The question caught me off guard. I forced a chuckle and said, "What are you talking about?"

"You were pissed at me a minute ago, and now you want to hang out." His words came quick and he was speaking with his hands, which was normally something he would make fun of me for doing.

"I got over it."

"No, you want to play games on my Playstation or Saturn or N64. You don't want to hang out with me; you just want my stuff."

I recognized the look on Ian's face in that moment. It was hurt. Countless other times, he had manipulated teachers, his mom, classmates with fake shows of emotion. For quite a while, I couldn't tell what was fake until he would reveal it to me later. I had learned to recognize when Ian was acting, and this wasn't it.

I could've told him that I had been using him but not in the way he thought. I could've told him that I was sorry for not being any more of a real friend to him than he was to me. I could've, but I didn't.

"Nevermind, if you wanna be a dick about it."

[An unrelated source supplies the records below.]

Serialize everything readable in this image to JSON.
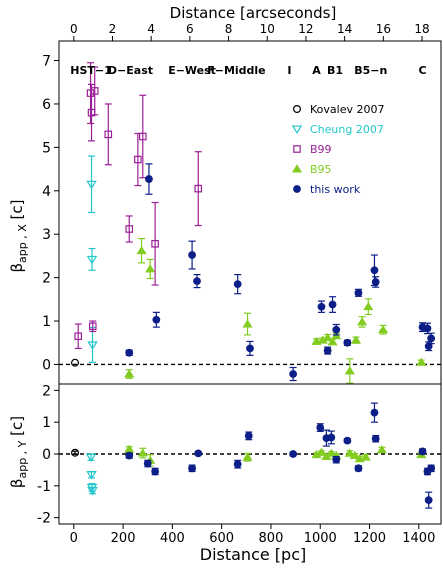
{
  "figure": {
    "top_axis_label": "Distance [arcseconds]",
    "bottom_axis_label": "Distance [pc]",
    "upper_ylabel_main": "β",
    "upper_ylabel_sub": "app , X",
    "upper_ylabel_unit": " [c]",
    "lower_ylabel_main": "β",
    "lower_ylabel_sub": "app , Y",
    "lower_ylabel_unit": " [c]"
  },
  "colors": {
    "kovalev": "#000000",
    "cheung": "#22c7cc",
    "b99": "#9b1f97",
    "b95": "#82cc22",
    "thiswork": "#0c1e87"
  },
  "chart_data": {
    "type": "scatter",
    "x_axis_bottom": {
      "label": "Distance [pc]",
      "range": [
        -60,
        1490
      ],
      "ticks": [
        0,
        200,
        400,
        600,
        800,
        1000,
        1200,
        1400
      ]
    },
    "x_axis_top": {
      "label": "Distance [arcseconds]",
      "ticks": [
        0,
        2,
        4,
        6,
        8,
        10,
        12,
        14,
        16,
        18
      ],
      "pc_per_arcsec": 78.5
    },
    "feature_labels": [
      {
        "text": "HST−1",
        "x": 70
      },
      {
        "text": "D−East",
        "x": 230
      },
      {
        "text": "E−West",
        "x": 480
      },
      {
        "text": "F−Middle",
        "x": 660
      },
      {
        "text": "I",
        "x": 875
      },
      {
        "text": "A",
        "x": 985
      },
      {
        "text": "B1",
        "x": 1060
      },
      {
        "text": "B5−n",
        "x": 1205
      },
      {
        "text": "C",
        "x": 1415
      }
    ],
    "legend": [
      {
        "key": "kovalev",
        "label": "Kovalev 2007"
      },
      {
        "key": "cheung",
        "label": "Cheung 2007"
      },
      {
        "key": "b99",
        "label": "B99"
      },
      {
        "key": "b95",
        "label": "B95"
      },
      {
        "key": "thiswork",
        "label": "this work"
      }
    ],
    "panels": [
      {
        "id": "upper",
        "ylabel": "β app , X [c]",
        "yrange": [
          -0.45,
          7.45
        ],
        "yticks": [
          0,
          1,
          2,
          3,
          4,
          5,
          6,
          7
        ],
        "reference_line": 0,
        "series": [
          {
            "key": "kovalev",
            "marker": "open-circle",
            "points": [
              {
                "x": 5,
                "y": 0.04,
                "err": 0
              }
            ]
          },
          {
            "key": "cheung",
            "marker": "open-triangle-down",
            "points": [
              {
                "x": 72,
                "y": 4.15,
                "err": 0.65
              },
              {
                "x": 74,
                "y": 2.42,
                "err": 0.25
              },
              {
                "x": 76,
                "y": 0.45,
                "err": 0.4
              }
            ]
          },
          {
            "key": "b99",
            "marker": "open-square",
            "points": [
              {
                "x": 18,
                "y": 0.65,
                "err": 0.28
              },
              {
                "x": 68,
                "y": 6.25,
                "err": 0.7
              },
              {
                "x": 72,
                "y": 5.8,
                "err": 0.65
              },
              {
                "x": 77,
                "y": 0.88,
                "err": 0.12
              },
              {
                "x": 85,
                "y": 6.3,
                "err": 0.55
              },
              {
                "x": 140,
                "y": 5.3,
                "err": 0.7
              },
              {
                "x": 225,
                "y": 3.12,
                "err": 0.3
              },
              {
                "x": 260,
                "y": 4.72,
                "err": 0.6
              },
              {
                "x": 280,
                "y": 5.25,
                "err": 0.95
              },
              {
                "x": 330,
                "y": 2.78,
                "err": 0.95
              },
              {
                "x": 505,
                "y": 4.05,
                "err": 0.85
              }
            ]
          },
          {
            "key": "b95",
            "marker": "filled-triangle-up",
            "points": [
              {
                "x": 225,
                "y": -0.22,
                "err": 0.1
              },
              {
                "x": 275,
                "y": 2.62,
                "err": 0.28
              },
              {
                "x": 310,
                "y": 2.2,
                "err": 0.22
              },
              {
                "x": 705,
                "y": 0.93,
                "err": 0.25
              },
              {
                "x": 985,
                "y": 0.53,
                "err": 0.06
              },
              {
                "x": 1010,
                "y": 0.56,
                "err": 0.05
              },
              {
                "x": 1030,
                "y": 0.62,
                "err": 0.07
              },
              {
                "x": 1050,
                "y": 0.52,
                "err": 0.06
              },
              {
                "x": 1065,
                "y": 0.66,
                "err": 0.06
              },
              {
                "x": 1120,
                "y": -0.15,
                "err": 0.28
              },
              {
                "x": 1145,
                "y": 0.56,
                "err": 0.07
              },
              {
                "x": 1170,
                "y": 0.98,
                "err": 0.12
              },
              {
                "x": 1195,
                "y": 1.33,
                "err": 0.18
              },
              {
                "x": 1255,
                "y": 0.8,
                "err": 0.1
              },
              {
                "x": 1410,
                "y": 0.05,
                "err": 0.05
              }
            ]
          },
          {
            "key": "thiswork",
            "marker": "filled-circle",
            "points": [
              {
                "x": 225,
                "y": 0.27,
                "err": 0.06
              },
              {
                "x": 305,
                "y": 4.27,
                "err": 0.35
              },
              {
                "x": 335,
                "y": 1.03,
                "err": 0.17
              },
              {
                "x": 480,
                "y": 2.52,
                "err": 0.32
              },
              {
                "x": 500,
                "y": 1.92,
                "err": 0.15
              },
              {
                "x": 665,
                "y": 1.85,
                "err": 0.22
              },
              {
                "x": 715,
                "y": 0.37,
                "err": 0.16
              },
              {
                "x": 890,
                "y": -0.22,
                "err": 0.15
              },
              {
                "x": 1005,
                "y": 1.33,
                "err": 0.13
              },
              {
                "x": 1030,
                "y": 0.32,
                "err": 0.08
              },
              {
                "x": 1050,
                "y": 1.38,
                "err": 0.18
              },
              {
                "x": 1065,
                "y": 0.8,
                "err": 0.12
              },
              {
                "x": 1110,
                "y": 0.5,
                "err": 0.06
              },
              {
                "x": 1155,
                "y": 1.65,
                "err": 0.08
              },
              {
                "x": 1220,
                "y": 2.17,
                "err": 0.35
              },
              {
                "x": 1225,
                "y": 1.9,
                "err": 0.12
              },
              {
                "x": 1415,
                "y": 0.86,
                "err": 0.1
              },
              {
                "x": 1435,
                "y": 0.83,
                "err": 0.12
              },
              {
                "x": 1440,
                "y": 0.42,
                "err": 0.1
              },
              {
                "x": 1450,
                "y": 0.6,
                "err": 0.12
              }
            ]
          }
        ]
      },
      {
        "id": "lower",
        "ylabel": "β app , Y [c]",
        "yrange": [
          -2.2,
          2.2
        ],
        "yticks": [
          -2,
          -1,
          0,
          1,
          2
        ],
        "reference_line": 0,
        "series": [
          {
            "key": "kovalev",
            "marker": "open-circle",
            "points": [
              {
                "x": 5,
                "y": 0.04,
                "err": 0.05
              }
            ]
          },
          {
            "key": "cheung",
            "marker": "open-triangle-down",
            "points": [
              {
                "x": 70,
                "y": -0.1,
                "err": 0.1
              },
              {
                "x": 72,
                "y": -0.65,
                "err": 0.1
              },
              {
                "x": 74,
                "y": -1.05,
                "err": 0.12
              },
              {
                "x": 76,
                "y": -1.15,
                "err": 0.1
              }
            ]
          },
          {
            "key": "b95",
            "marker": "filled-triangle-up",
            "points": [
              {
                "x": 225,
                "y": 0.15,
                "err": 0.08
              },
              {
                "x": 280,
                "y": 0.03,
                "err": 0.15
              },
              {
                "x": 310,
                "y": -0.2,
                "err": 0.18
              },
              {
                "x": 705,
                "y": -0.1,
                "err": 0.12
              },
              {
                "x": 985,
                "y": -0.02,
                "err": 0.05
              },
              {
                "x": 1005,
                "y": 0.05,
                "err": 0.05
              },
              {
                "x": 1025,
                "y": -0.08,
                "err": 0.06
              },
              {
                "x": 1045,
                "y": 0.02,
                "err": 0.05
              },
              {
                "x": 1065,
                "y": -0.05,
                "err": 0.05
              },
              {
                "x": 1120,
                "y": 0.02,
                "err": 0.08
              },
              {
                "x": 1140,
                "y": -0.05,
                "err": 0.06
              },
              {
                "x": 1160,
                "y": -0.15,
                "err": 0.08
              },
              {
                "x": 1185,
                "y": -0.1,
                "err": 0.08
              },
              {
                "x": 1250,
                "y": 0.13,
                "err": 0.08
              },
              {
                "x": 1410,
                "y": -0.02,
                "err": 0.05
              }
            ]
          },
          {
            "key": "thiswork",
            "marker": "filled-circle",
            "points": [
              {
                "x": 225,
                "y": -0.05,
                "err": 0.08
              },
              {
                "x": 300,
                "y": -0.3,
                "err": 0.1
              },
              {
                "x": 330,
                "y": -0.55,
                "err": 0.1
              },
              {
                "x": 480,
                "y": -0.45,
                "err": 0.1
              },
              {
                "x": 505,
                "y": 0.02,
                "err": 0.05
              },
              {
                "x": 665,
                "y": -0.32,
                "err": 0.12
              },
              {
                "x": 710,
                "y": 0.57,
                "err": 0.12
              },
              {
                "x": 890,
                "y": 0.0,
                "err": 0.05
              },
              {
                "x": 1000,
                "y": 0.83,
                "err": 0.12
              },
              {
                "x": 1025,
                "y": 0.5,
                "err": 0.25
              },
              {
                "x": 1045,
                "y": 0.52,
                "err": 0.2
              },
              {
                "x": 1065,
                "y": -0.18,
                "err": 0.1
              },
              {
                "x": 1110,
                "y": 0.42,
                "err": 0.06
              },
              {
                "x": 1155,
                "y": -0.45,
                "err": 0.08
              },
              {
                "x": 1220,
                "y": 1.3,
                "err": 0.3
              },
              {
                "x": 1225,
                "y": 0.48,
                "err": 0.1
              },
              {
                "x": 1415,
                "y": 0.08,
                "err": 0.08
              },
              {
                "x": 1435,
                "y": -0.55,
                "err": 0.1
              },
              {
                "x": 1440,
                "y": -1.45,
                "err": 0.25
              },
              {
                "x": 1450,
                "y": -0.45,
                "err": 0.1
              }
            ]
          }
        ]
      }
    ]
  }
}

Ian was real with me for the first time, but it was too little too late. At that point, I just didn't care. Sure, he probably had explanations for why he acted the way he did. I was sure that my father and Dwayne did, also. Being able to explain it doesn't mean that you get to explain it away.

Mrs. Goldshep might have been an amazing teacher to a lot of students, but she called me stupid, making her a horrible teacher to me. The Spice Girls had crappy home lives, but that didn't give them license to take it out on everyone else. There was no excuse for what my father did, for what Dwayne did. Everyone had excuses; it wasn't my fault if they actually believed theirs.

I had chosen to be friends with Ian. I chose to remain his friend when I really should have known better. I chose to take part in his activities. I chose to spend the night at Dwayne's apartment. I chose to push Mr. Green away.

It was my fault. It was all my fault. If I didn't get to explain it away, I wasn't about to let anyone else.

A couple weeks later, Ian moved to Colorado. He exited my life just as quickly as he had entered it, leaving me alone with the person I had chosen to become.